Il est de coutume d’observer que la dernière année, électorale, d’un président en terme de second mandat, est une année de paralysie sinon d’inexistence du pouvoir. Mais il l’était déjà, le pouvoir US, paralysé et inexistant, bien avant que ne commencent les présidentielles. Ils l’est toujours, mais cette fois avec un bouillonnement extraordinaire autour de lui, ce qui rend la situation de la politique de ce pays complètement énigmatique : rien du tout, paralysie complète, ou bien brutale affirmation, et puis tout cela accompagné selon les circonstances électorales, d’interférences des candidats qui peuvent être massives sinon décisives, voire du public qui a pris des mauvaises habitudes : faire entendre sa voix, par tous les moyens qui lui sont disponibles. C’est une inconnue de taille dans ce qui se passe au Moyen-Orient.

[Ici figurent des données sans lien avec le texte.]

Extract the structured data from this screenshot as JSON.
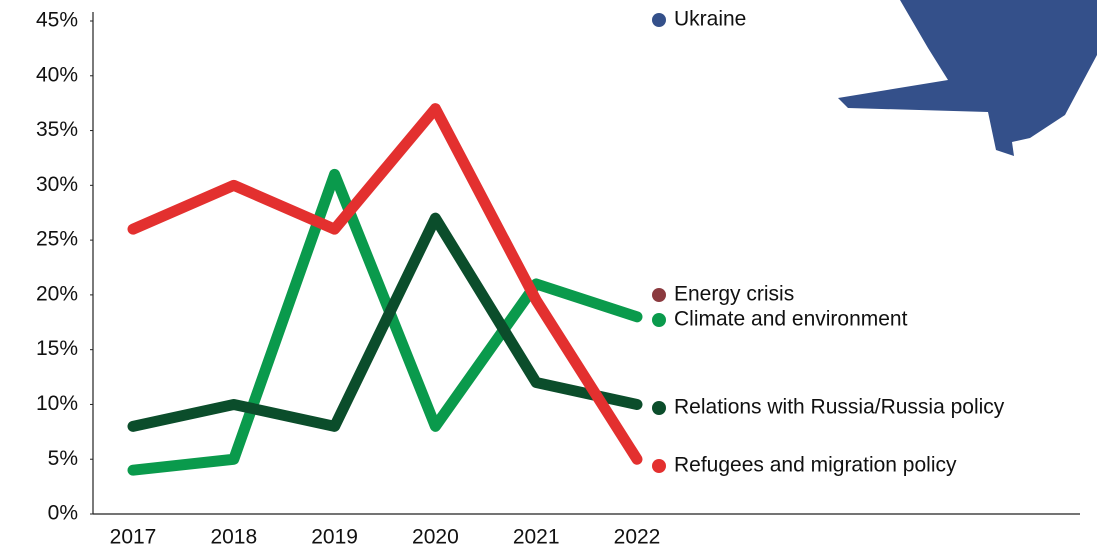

Cette remarquable décision russe, cette démonstration d’une maestria superbe qui, en temps normal, avec des gens normaux pratiquant une diplomatie civilisée, aurait toutes les chances de conduire à la voie vers un règlement du problème syrien, se heurte au Mur impénétrable de notre Grande Crise Générale du Système. Dans ce cadre, une loi d’airain s’est mise en place : aucune crise (donc aucun conflit) ne peut être résolue tant que l’essentiel de la chose (la Grande Crise) ne soit arrivé à son point de fusion. Toutes les crises qui ont démarré depuis 2008, sinon depuis 2001, sont toujours en cours. Dans les conflits qui les accompagnent, les mots “défaite” et “victoire” comme marque d’interruption d’un conflit, n’ont plus aucun sens. Comme tout le monde, les Russes sont soumis à cette loi. Leur seule possible faiblesse, c’est qu’ils n’aient pas complètement mesuré son caractère écrasant, paradoxalement à la fois immuable et inéluctable.